Bisnis.com, JAKARTA - Standar Hutan Hujan Tropis (Rainforest Standard) diharapkan dapat menjadi peraturan baku terkait perdagangan karbon sebagai upaya pendanaan alternatif untuk mencegah deforestasi.
Ahli konservasi dari Universitas Colombia Rebecca Johnson menuturkan laju deforestasi mencapai 12 juta ha per tahun dan menyumbang 12-15% terhadap emisi gas rumah kaca secara global. Untuk itu, diperlukan pendekatan baru guna menekan emisi dari deforestasi dan penggundulan hutan.
"Caranya dengan menguangkan hutan yang masih lestari atau forest carbon credits," ujarnya dalam diskusi berjudul The Rainforest Standard: Strenghtening Indonesia's Climate Change Mitigation Capacity, Selasa (23/7/2013).
Dengan demikian, lanjutnya, masyarakat adat atau pun pemilik lahan konsesi dapat memperoleh pendapatan tanpa melakukan penebangan hutan, yakni dengan penjualan karbon. Namun, diperlukan suatu standar sebagai panduan dan rujukan transaksi bernilai ekonomis tersebut.
"Dalam 2 tahun terakhir kami mengembangkan Rainforest Standard (RFS) sebagai rujukan dalam mencari mekanisme pembiayaan inovatif guna mengurangi deforestasi," kata Johnson.
Kajian RFS dilakukan di sejumlah negara Amerika Selatan, seperti Bolivia, Ekuador, COlombia, Brazil, dan Peru. Adapun implementasi di Asia baru mulai diterapkan dan diadaptasi di Indonesia.
Harry Alexander, peneliti Research Center for Climate Change Universitas Indonesia, menilai RFS merupakan rujukan yang tepat untuk mengimplementasikan perdagangan karbon di Indonesia. Pasalnya, RFS mengakui hak atas karbon berdasarkan kepemilikan hutan baik oleh perusahaan selaku pemegang konsesi maupun oleh masyarakat adat.
"Masyarakat adat lemah dari sisi legalitas.

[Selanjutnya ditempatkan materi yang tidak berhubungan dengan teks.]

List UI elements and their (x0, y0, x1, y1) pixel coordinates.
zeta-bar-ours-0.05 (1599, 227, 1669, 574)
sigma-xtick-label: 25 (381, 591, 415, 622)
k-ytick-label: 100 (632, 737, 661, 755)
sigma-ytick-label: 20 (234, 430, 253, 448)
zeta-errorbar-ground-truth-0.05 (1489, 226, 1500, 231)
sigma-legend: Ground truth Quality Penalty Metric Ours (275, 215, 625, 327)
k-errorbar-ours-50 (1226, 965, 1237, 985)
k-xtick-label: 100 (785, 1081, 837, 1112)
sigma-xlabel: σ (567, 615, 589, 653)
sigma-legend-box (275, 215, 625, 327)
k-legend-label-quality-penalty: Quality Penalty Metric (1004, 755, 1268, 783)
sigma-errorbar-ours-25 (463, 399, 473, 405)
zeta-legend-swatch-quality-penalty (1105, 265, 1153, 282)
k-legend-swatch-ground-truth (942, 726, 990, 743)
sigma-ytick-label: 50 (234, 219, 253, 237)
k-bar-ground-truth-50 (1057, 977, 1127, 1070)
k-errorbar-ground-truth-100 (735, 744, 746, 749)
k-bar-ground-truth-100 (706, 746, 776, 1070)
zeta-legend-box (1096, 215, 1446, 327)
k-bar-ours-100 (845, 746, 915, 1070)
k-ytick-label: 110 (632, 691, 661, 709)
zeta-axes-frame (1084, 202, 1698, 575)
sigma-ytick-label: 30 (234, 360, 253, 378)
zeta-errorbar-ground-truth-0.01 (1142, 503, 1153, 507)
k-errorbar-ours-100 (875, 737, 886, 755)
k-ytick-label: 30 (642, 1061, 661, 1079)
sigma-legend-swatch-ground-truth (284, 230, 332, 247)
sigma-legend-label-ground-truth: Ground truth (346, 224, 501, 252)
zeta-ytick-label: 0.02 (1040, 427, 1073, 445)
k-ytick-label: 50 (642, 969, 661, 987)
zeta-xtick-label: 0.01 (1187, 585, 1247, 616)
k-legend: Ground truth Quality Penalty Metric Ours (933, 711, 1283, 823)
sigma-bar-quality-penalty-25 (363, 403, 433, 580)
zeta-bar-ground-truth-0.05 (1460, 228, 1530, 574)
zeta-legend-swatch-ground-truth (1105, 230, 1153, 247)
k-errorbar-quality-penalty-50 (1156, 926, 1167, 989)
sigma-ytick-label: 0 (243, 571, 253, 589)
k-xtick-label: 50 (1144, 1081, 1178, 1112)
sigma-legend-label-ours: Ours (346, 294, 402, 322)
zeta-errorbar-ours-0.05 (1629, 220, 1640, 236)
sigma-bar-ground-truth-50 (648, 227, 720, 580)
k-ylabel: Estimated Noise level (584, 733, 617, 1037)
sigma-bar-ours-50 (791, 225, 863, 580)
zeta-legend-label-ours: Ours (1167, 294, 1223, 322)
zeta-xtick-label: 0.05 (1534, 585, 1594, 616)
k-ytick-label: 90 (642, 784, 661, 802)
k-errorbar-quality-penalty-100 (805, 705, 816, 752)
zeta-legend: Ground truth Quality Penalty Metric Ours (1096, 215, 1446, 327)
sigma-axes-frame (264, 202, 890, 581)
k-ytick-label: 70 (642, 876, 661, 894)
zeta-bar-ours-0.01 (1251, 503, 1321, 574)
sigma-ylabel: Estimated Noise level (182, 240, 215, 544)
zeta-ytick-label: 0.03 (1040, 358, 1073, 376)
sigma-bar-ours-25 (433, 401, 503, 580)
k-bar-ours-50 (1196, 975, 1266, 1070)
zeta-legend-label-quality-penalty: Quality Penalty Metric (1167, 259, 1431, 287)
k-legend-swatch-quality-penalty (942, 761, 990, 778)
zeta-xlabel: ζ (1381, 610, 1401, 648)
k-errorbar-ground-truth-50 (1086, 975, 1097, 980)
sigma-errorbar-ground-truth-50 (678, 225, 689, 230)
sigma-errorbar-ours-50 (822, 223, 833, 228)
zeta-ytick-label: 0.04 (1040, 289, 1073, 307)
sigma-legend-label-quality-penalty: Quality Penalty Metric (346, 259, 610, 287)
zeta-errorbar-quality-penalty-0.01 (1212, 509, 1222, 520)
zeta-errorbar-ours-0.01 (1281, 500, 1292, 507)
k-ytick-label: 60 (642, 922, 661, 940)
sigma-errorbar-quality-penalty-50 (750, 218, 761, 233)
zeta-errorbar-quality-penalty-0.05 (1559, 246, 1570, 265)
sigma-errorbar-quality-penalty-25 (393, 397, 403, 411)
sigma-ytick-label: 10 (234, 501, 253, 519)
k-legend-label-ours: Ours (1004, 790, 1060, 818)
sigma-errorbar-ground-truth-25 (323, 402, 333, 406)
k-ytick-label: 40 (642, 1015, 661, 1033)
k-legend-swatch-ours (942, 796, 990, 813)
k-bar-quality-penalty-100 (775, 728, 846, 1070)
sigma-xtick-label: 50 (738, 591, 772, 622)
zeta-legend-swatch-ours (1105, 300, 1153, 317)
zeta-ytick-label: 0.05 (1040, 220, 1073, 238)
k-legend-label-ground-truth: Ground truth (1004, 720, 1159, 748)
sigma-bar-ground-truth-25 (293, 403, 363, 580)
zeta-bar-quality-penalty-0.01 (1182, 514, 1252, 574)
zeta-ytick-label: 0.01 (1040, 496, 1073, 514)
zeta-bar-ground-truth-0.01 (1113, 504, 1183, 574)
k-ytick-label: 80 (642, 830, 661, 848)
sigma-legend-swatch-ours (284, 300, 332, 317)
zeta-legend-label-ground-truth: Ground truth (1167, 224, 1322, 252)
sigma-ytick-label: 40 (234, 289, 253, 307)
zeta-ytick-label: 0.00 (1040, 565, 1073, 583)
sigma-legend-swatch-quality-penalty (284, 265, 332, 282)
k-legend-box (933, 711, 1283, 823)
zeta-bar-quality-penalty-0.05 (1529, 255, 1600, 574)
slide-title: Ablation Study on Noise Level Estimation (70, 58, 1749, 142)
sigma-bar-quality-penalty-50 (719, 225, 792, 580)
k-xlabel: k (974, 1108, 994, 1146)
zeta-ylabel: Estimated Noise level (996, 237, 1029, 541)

Tapi di sini keberadaannya sebagai entitas diakui secara legal," ujarnya.
Dalam perdagangan karbon, lanjut Harry, pemerintah sebaiknya hanya berperan sebagai regulator. Dengan demikian, pemerintah dapat melakukan pengawasan dan menetapkan aturan-aturan terkait transaksi jual-beli karbon, misalnya tarif carbon tax.
Pemerintah kan katanya mau jual karbon yang di taman nasional dan hutan negara, lalu meminta bagian 30% dari carbon pooling untuk dijual. Menurut saya, pemerintah jadi regulator saja lah," tutur Harry.
Harry menambahkan saat ini pasar karbon dunia memang tengah lesu, terutama terkait resesi Eropa dan turbulensi perekonomian Amerika Serikat. Namun, dalam 10-20 tahun mendatang, alternatif tersebut dinilai sangat potensial. Di pasar global, karbon dihargai dalam kisaran US$2-10/ton tergantung negosiasi dan permintaan pasar.
"AS itu potensial buyers. Kalau kita adaptasi RFS, transaksi carbon trading dengan mereka menjadi sangat potensial," ujarnya.
Saat ini, perdagangan karbon masih bersifat sukarela (voluntary). Pasalnya, pembahasan di forum UNFCCC dan REDD+ sebagai wadah yang diharapkan menjadi mandatory carbon market masih menemui jalan buntu.